Can someone point me into the right direction?

Thank you

Answer 1

There are several issues with your code:

1. You are using accuracy for a regression problem, which is meaningless (accuracy is only applicable to classification problems).
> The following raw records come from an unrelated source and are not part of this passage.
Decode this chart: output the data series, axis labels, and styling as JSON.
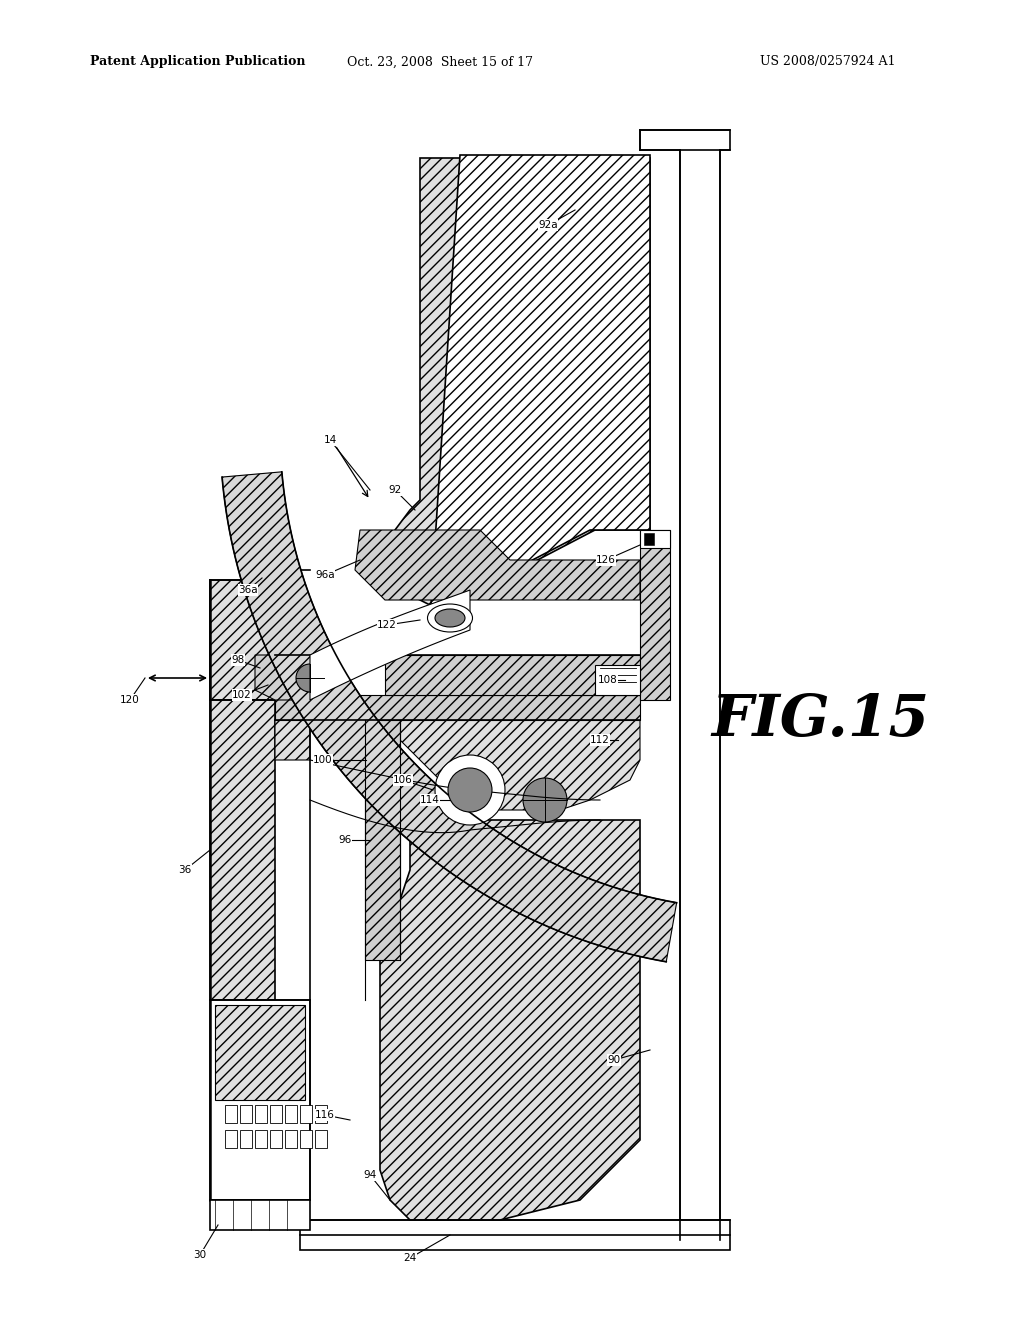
{
  "title_left": "Patent Application Publication",
  "title_mid": "Oct. 23, 2008  Sheet 15 of 17",
  "title_right": "US 2008/0257924 A1",
  "fig_label": "FIG.15",
  "bg_color": "#ffffff",
  "line_color": "#000000"
}
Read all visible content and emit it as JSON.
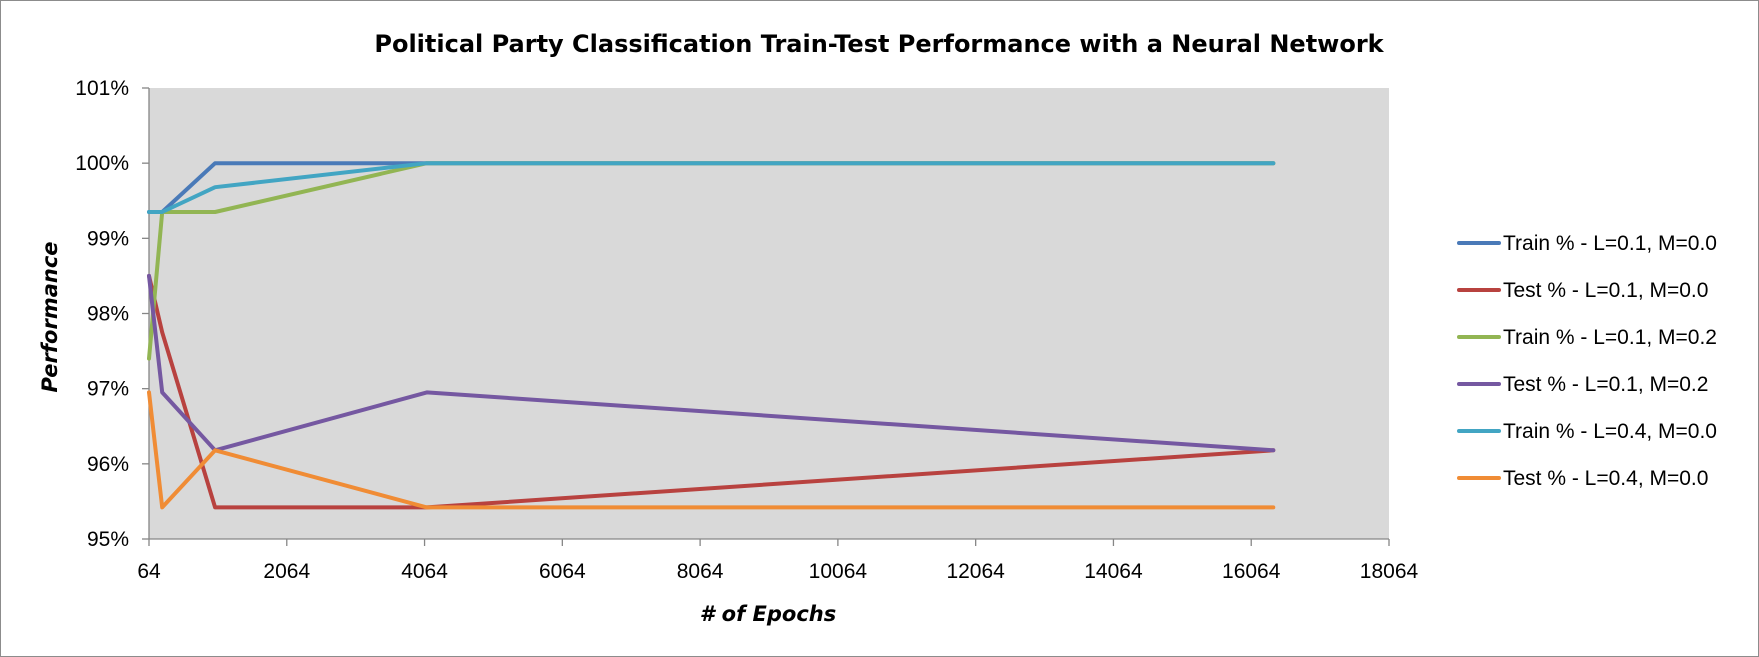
{
  "chart_data": {
    "type": "line",
    "title": "Political Party Classification Train-Test Performance with a Neural Network",
    "xlabel": "# of Epochs",
    "ylabel": "Performance",
    "xlim": [
      64,
      18064
    ],
    "ylim": [
      95,
      101
    ],
    "xticks": [
      "64",
      "2064",
      "4064",
      "6064",
      "8064",
      "10064",
      "12064",
      "14064",
      "16064",
      "18064"
    ],
    "yticks": [
      "95%",
      "96%",
      "97%",
      "98%",
      "99%",
      "100%",
      "101%"
    ],
    "legend_position": "right",
    "grid": false,
    "plot_background": "#d9d9d9",
    "series": [
      {
        "name": "Train % - L=0.1, M=0.0",
        "color": "#4a7ab8",
        "x": [
          64,
          256,
          1024,
          4096,
          16384
        ],
        "y": [
          99.35,
          99.35,
          100.0,
          100.0,
          100.0
        ]
      },
      {
        "name": "Test % - L=0.1, M=0.0",
        "color": "#b8423f",
        "x": [
          64,
          256,
          1024,
          4096,
          16384
        ],
        "y": [
          98.5,
          97.75,
          95.42,
          95.42,
          96.18
        ]
      },
      {
        "name": "Train % - L=0.1, M=0.2",
        "color": "#92b553",
        "x": [
          64,
          256,
          1024,
          4096,
          16384
        ],
        "y": [
          97.4,
          99.35,
          99.35,
          100.0,
          100.0
        ]
      },
      {
        "name": "Test % - L=0.1, M=0.2",
        "color": "#7558a1",
        "x": [
          64,
          256,
          1024,
          4096,
          16384
        ],
        "y": [
          98.5,
          96.95,
          96.18,
          96.95,
          96.18
        ]
      },
      {
        "name": "Train % - L=0.4, M=0.0",
        "color": "#42a5c3",
        "x": [
          64,
          256,
          1024,
          4096,
          16384
        ],
        "y": [
          99.35,
          99.35,
          99.68,
          100.0,
          100.0
        ]
      },
      {
        "name": "Test % - L=0.4, M=0.0",
        "color": "#f08c35",
        "x": [
          64,
          256,
          1024,
          4096,
          16384
        ],
        "y": [
          96.95,
          95.42,
          96.18,
          95.42,
          95.42
        ]
      }
    ]
  }
}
You should monitor the performance of your model only with the loss, here MSE (for the same reason, you don't need to import confusion_matrix or categorical_crossentropy).

2. You erroneously use sigmoid activation for your last layer; in regression problems, this should be linear (or leave blank, as linear is the default Keras activation).

3. You should use the relu activation for your intermediate layers, not sigmoid.

4. Your model looks way too simple, and it is unclear why you feel constrained to just use 2-node layers (you should not, except of course for the output one).

All in all, here is a starting point:

model = Sequential([
    Dense(30, input_shape=(2,), activation='relu'),
    # Dense(10, activation='relu'), # uncomment for experimentation
    Dense(2, activation='linear'),
])

model.compile(SGD(lr=0.01), loss='mean_squared_error')

but the code word here is experimentation...

Last but not least, you seem to have a typo in your model.fit() (you pass two times the labels, instead of the samples) - be sure to fix this, too.